Read on to **Task 3.2** after you have done this part of the task.

**Note:** *Use your best judgment on what "relatively close" means. It is hard to find words that have completely identical embeddings or words that have embeddings that are on completely opposite regions of the vector space. If you run the code cell below, you can see two word visualized, "water" and "man". "Water" is a good example of dissimilar embeddings and "man" is an example of a word with two similar embeddings.*

In [None]:
focus_words = "water man".split()  # replace this with two other words!

distribsem.plot_two_embeddings(
    words=focus_words,
    embeddings_1=M_moby_shared,
    embeddings_2=M_sense_shared,
    mapping_1=mapping_shared,
    embeddings_1_name="Moby Dick",
    embeddings_2_name="Sense and Sensibility"
)

# Task 3.1: Answer the questions here
#

**Task 3.2:** `(0.5 points)` Your second task is to pick the two words you found in **Task 3.1**: one with similar embeddings and the other one with dissimilar embeddings.
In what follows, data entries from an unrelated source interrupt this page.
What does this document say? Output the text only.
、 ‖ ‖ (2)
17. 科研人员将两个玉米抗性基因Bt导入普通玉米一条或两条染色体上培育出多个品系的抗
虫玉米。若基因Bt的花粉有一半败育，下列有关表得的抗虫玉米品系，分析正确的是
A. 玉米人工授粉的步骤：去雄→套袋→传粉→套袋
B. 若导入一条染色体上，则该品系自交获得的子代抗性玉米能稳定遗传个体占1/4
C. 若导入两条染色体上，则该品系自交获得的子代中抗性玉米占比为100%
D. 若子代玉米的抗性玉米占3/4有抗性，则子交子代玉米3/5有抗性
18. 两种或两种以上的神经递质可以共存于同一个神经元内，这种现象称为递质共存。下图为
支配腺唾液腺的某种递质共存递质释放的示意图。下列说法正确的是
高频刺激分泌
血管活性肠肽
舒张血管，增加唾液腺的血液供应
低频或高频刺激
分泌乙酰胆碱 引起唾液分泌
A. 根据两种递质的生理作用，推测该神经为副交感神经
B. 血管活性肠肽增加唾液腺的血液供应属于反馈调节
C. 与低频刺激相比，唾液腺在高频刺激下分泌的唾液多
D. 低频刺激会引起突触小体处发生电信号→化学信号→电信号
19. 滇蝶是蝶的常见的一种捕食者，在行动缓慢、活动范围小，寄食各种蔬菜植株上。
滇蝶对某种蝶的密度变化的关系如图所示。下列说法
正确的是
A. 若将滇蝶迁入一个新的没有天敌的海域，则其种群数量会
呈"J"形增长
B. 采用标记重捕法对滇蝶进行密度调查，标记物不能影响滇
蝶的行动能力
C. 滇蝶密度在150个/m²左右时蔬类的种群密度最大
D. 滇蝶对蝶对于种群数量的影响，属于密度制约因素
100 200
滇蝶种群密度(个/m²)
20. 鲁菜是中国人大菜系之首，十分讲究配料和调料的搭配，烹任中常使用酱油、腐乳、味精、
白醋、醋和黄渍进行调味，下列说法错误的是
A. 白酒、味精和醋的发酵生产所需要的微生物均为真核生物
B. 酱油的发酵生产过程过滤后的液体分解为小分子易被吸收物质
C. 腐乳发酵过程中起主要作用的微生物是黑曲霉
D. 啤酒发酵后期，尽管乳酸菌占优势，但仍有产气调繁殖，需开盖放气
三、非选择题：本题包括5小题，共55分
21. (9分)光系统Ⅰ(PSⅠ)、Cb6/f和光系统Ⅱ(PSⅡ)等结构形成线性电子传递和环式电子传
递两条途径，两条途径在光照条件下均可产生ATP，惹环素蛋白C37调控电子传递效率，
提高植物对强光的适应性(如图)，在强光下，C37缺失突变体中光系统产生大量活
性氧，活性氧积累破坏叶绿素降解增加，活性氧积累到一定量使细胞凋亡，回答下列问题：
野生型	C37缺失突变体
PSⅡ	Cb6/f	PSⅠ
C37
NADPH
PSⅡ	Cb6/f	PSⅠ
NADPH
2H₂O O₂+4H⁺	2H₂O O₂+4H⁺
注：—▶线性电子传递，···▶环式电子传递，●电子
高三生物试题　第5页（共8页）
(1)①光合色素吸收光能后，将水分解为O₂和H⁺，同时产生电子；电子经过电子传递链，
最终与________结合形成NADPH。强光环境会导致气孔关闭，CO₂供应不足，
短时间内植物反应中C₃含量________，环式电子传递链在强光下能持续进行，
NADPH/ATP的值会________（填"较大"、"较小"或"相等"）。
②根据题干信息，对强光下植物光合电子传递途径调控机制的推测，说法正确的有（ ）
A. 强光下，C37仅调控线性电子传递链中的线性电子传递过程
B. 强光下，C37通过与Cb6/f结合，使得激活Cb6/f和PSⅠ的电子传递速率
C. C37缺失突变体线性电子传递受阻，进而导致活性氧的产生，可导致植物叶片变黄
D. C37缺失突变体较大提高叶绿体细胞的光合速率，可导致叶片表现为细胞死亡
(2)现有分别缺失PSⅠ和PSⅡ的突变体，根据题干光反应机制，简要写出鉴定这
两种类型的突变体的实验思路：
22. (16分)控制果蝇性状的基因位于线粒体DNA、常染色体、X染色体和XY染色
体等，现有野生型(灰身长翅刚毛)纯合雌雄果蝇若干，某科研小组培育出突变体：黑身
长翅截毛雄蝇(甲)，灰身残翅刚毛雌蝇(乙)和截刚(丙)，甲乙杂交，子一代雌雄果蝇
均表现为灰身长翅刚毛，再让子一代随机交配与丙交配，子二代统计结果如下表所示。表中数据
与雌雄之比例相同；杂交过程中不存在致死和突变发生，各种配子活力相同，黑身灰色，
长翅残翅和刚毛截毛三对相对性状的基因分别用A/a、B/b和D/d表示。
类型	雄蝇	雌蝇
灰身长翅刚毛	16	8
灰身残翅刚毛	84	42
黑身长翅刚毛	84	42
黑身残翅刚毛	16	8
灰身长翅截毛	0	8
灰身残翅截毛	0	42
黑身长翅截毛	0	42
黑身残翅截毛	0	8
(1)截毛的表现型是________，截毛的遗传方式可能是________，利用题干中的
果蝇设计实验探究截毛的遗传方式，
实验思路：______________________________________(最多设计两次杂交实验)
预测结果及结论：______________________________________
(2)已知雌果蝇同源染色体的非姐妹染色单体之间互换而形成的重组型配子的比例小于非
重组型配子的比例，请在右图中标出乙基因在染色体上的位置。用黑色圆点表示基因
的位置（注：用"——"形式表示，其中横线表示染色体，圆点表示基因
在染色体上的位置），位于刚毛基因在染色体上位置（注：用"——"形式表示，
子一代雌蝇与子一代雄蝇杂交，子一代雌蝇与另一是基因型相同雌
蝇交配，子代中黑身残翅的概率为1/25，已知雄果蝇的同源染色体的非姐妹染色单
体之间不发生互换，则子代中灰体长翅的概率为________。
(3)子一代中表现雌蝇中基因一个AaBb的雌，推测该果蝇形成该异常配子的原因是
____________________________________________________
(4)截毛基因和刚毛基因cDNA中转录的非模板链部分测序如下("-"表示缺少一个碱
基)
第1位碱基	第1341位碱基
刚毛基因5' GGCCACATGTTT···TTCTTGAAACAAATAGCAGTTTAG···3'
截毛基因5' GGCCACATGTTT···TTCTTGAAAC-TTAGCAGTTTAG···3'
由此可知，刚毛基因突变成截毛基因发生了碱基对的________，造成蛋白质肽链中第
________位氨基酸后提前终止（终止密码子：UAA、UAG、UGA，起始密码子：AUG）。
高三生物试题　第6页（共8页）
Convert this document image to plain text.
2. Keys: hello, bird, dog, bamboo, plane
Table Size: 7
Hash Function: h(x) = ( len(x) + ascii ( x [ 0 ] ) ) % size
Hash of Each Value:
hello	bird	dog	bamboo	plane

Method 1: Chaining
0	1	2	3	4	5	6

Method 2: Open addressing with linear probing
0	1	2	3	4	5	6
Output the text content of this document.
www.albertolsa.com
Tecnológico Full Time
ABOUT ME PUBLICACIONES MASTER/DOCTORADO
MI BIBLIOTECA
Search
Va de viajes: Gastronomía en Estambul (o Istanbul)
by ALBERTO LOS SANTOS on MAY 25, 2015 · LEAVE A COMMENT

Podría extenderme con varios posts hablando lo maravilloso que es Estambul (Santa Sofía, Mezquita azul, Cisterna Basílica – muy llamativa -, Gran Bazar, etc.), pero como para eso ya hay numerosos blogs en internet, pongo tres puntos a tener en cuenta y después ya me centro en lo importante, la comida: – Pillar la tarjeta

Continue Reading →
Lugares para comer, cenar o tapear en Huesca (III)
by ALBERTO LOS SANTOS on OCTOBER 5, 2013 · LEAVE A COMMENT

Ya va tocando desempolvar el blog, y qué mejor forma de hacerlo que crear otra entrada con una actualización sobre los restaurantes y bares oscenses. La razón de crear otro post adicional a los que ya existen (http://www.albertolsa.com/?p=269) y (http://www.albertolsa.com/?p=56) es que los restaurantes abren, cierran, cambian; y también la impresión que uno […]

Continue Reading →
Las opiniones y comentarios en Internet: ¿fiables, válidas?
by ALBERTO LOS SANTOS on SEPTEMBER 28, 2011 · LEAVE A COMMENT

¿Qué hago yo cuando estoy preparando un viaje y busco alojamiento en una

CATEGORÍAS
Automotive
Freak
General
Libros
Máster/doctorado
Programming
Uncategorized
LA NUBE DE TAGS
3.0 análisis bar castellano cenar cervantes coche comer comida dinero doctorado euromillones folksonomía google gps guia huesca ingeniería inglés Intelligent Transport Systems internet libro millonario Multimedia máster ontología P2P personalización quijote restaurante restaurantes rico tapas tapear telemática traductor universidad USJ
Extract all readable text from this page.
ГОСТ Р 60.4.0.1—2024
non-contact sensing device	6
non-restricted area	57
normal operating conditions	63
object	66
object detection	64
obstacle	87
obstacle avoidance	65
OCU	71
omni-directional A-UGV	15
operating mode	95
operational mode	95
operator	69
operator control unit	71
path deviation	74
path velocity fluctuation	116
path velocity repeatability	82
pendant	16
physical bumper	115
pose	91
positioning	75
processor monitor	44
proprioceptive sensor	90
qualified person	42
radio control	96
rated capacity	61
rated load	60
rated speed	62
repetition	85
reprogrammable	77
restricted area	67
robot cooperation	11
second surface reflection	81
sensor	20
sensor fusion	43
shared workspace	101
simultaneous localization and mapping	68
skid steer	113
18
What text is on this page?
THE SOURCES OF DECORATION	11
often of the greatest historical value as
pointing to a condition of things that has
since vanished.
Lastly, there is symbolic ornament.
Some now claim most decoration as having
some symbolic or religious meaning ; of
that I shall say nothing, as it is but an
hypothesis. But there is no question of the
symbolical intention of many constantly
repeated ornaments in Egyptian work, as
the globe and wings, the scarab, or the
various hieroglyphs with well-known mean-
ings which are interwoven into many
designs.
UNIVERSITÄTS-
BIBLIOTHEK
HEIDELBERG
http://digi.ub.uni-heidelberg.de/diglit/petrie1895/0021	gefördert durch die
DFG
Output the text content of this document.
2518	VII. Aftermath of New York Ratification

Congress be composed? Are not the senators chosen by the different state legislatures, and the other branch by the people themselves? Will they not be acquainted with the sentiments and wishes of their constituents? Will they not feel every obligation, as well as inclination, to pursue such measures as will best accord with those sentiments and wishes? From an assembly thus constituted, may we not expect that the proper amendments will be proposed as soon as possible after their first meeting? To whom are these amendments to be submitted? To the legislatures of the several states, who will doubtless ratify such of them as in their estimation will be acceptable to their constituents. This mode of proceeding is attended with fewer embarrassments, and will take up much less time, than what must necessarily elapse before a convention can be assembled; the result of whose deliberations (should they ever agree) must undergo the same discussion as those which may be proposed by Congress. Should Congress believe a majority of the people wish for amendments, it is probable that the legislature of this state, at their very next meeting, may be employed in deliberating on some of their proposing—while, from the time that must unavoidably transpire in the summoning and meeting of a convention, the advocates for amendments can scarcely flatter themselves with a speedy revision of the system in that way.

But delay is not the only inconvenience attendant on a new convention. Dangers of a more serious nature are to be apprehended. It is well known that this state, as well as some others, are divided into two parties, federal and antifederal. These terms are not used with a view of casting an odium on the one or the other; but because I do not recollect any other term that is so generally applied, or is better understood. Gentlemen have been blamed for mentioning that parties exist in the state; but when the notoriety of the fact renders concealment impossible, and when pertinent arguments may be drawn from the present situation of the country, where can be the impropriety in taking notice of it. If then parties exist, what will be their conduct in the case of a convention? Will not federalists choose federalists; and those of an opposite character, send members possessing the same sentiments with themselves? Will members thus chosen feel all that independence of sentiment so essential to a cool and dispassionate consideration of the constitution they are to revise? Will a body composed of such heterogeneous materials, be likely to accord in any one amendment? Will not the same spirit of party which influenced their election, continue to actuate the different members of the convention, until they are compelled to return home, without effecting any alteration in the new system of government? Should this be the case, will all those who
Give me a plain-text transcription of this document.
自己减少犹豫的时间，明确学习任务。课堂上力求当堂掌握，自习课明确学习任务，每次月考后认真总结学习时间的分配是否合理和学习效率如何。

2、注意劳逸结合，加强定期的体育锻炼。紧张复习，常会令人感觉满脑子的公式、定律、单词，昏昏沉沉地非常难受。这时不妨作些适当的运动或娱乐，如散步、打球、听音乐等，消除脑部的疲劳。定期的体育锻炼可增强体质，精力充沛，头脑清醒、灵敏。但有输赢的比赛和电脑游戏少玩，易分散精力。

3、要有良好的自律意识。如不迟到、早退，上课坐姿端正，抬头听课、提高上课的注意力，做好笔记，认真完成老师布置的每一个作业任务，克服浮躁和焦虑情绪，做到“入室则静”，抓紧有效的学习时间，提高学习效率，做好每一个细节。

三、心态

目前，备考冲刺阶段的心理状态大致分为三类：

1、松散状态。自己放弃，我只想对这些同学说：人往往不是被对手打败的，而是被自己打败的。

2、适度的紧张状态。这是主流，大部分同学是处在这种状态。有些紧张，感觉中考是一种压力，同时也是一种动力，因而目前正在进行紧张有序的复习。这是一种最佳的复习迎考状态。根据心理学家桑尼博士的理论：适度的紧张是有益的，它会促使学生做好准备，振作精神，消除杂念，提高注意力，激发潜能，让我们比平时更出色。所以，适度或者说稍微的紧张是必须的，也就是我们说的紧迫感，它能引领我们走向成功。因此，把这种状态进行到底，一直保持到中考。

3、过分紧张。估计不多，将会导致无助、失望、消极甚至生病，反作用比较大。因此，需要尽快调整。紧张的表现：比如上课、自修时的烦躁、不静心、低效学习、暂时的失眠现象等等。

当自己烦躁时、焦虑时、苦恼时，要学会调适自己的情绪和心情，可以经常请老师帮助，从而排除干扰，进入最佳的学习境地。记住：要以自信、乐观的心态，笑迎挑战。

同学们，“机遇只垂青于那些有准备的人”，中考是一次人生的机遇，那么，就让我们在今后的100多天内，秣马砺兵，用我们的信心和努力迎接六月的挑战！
Analyze the contexts of the two words in the two texts, similar to what you did in Task 2. How do the (dis)similarities of the embeddings show in the word contexts in different texts? Again, answer the question in your code. 

You do not need to change the window size of dimensionality in this task.

In [None]:
show_n_occurrences = 20
focus_word = "water"      # change this!

print("Occurrences in Sense and Sensibility:")
distribsem.show_kwic(
    text=sense_and_sensibility,
    word=focus_word,
    window=4,
    dimensionality=1000,
    show_n=show_n_occurrences
)

print("\nOccurrences in Moby Dick:")
distribsem.show_kwic(
    text=moby_dick,
    word=focus_word,
    window=4,
    dimensionality=1000,
    show_n=show_n_occurrences
)

# Task 3.2: Answer the questions here
#

When you are done, download this page as a notebook file (.ipynb) and submit it through Moodle before the deadline. Good luck!